The 1961–62 Israel State Cup (גביע המדינה, Gvia HaMedina) was the 23rd season of Israel's nationwide football cup competition and the eighth after the Israeli Declaration of Independence.

The competition began on 12 February 1961, less than two weeks after the conclusion of the previous competition. Despite this, the competition took slightly less than 15 months to complete, partly due to Israel's involvement in the 1962 FIFA World Cup qualification and its matches against Italy in late 1961.

The IFA sought to play the final on Tu Bishvat, 15 February 1962, with the President presenting the cup, as the previous final was played. However, as the holiday was celebrated on a Saturday, The final was set to 28 February 1962. However, as Maccabi Haifa already committed to a friendly match against Altay S.K. the day before the set date, the match had to be rescheduled. The final was therefore held on 27 March 1962 at Ramat Gan Stadium between Maccabi Haifa and Maccabi Tel Aviv and ended goalless.
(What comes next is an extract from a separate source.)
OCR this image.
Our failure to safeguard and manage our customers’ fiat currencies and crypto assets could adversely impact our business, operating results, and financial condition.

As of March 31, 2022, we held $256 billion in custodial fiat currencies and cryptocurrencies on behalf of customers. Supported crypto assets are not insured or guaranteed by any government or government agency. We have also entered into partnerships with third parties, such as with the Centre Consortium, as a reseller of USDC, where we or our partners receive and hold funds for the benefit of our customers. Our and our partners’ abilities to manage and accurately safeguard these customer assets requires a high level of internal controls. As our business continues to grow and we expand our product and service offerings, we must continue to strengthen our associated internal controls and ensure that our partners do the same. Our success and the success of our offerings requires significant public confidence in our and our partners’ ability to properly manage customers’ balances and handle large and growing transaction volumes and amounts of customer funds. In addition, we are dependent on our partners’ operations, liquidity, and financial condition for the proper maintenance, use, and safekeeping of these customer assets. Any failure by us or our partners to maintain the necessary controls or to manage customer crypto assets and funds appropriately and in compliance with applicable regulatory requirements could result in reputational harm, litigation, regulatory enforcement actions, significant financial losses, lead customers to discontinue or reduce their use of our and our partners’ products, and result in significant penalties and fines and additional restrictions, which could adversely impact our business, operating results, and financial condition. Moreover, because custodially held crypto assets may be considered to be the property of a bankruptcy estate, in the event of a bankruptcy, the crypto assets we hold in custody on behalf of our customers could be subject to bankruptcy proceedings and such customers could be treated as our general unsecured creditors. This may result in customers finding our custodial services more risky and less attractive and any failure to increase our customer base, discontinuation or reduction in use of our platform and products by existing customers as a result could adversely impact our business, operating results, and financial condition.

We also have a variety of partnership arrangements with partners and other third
The replay was played, at the request of President Itzhak Ben-Zvi, at the Hebrew University Stadium. The date was set to 7 May 1962 and Maccabi Haifa won 5–2 to win its first cup.

==Results==

===Fourth Round===
Matches were played on 29 April 1961.

| Home team | Score | Away team |
|---|---|---|
| Sektzia Nes Tziona | 2–0 | Hapoel Rehovot |
| Beitar Netanya | 1–0 | Hapoel Hadera |
| Hapoel Pardes Hanna | 3–2 | Hapoel Ya'akov Kfar Saba |
| Hapoel Nahliel | 3–0 | Maccabi Pardes Hanna |
| Hapoel Or Yehuda | 3–1 | Beitar Mahane Yehuda |
| Maccabi Ramat Amidar | 2–0 | Beitar Holon |
| Hapoel HaMechonit | w/o | Hapoel Kfar Ata |
| Hapoel Ramla | w/o | Maccabi Ramla |
| Beitar Tel Amal Haifa | w/o | Hapoel Yokneam |
| Hapoel Kiryat Haim | 5–1 | Hapoel Tirat HaCarmel |
| Maccabi Holon | 2–3 | Hapoel Bat Yam |
| Hapoel Marmorek | 2–1 | Hapoel Zikhronot |
| Hapoel Kfar Blum | w/o | Hapoel Beit She'an |
| Hapoel Afula | 3–0 | Hapoel Kiryat Shmona |
| Hapoel Ganei Tikva | 1–1 (a.e.t.) | Hapoel Ramat Gan |
| Hapoel Be'er Sheva | 3–0 | Hapoel Ofakim |
| A.S. Kiryat Biyalik |  | Maccabi Zikhron Ya'akov |

Byes: Hakoah Tel Aviv, Hapoel Mahane Yehuda, Hapoel Tiberias.

====Replay====

| Home team | Score | Away team |
|---|---|---|
| Hapoel Ramat Gan | 4–0 | Hapoel Ganei Tikva |

===Fifth Round===
Liga Leumit teams entered the competition at this round. Matches were played on 20 May 1961. The match between Hapoel Marmorek and Maccabi Tel Aviv was played on 17 May 1961.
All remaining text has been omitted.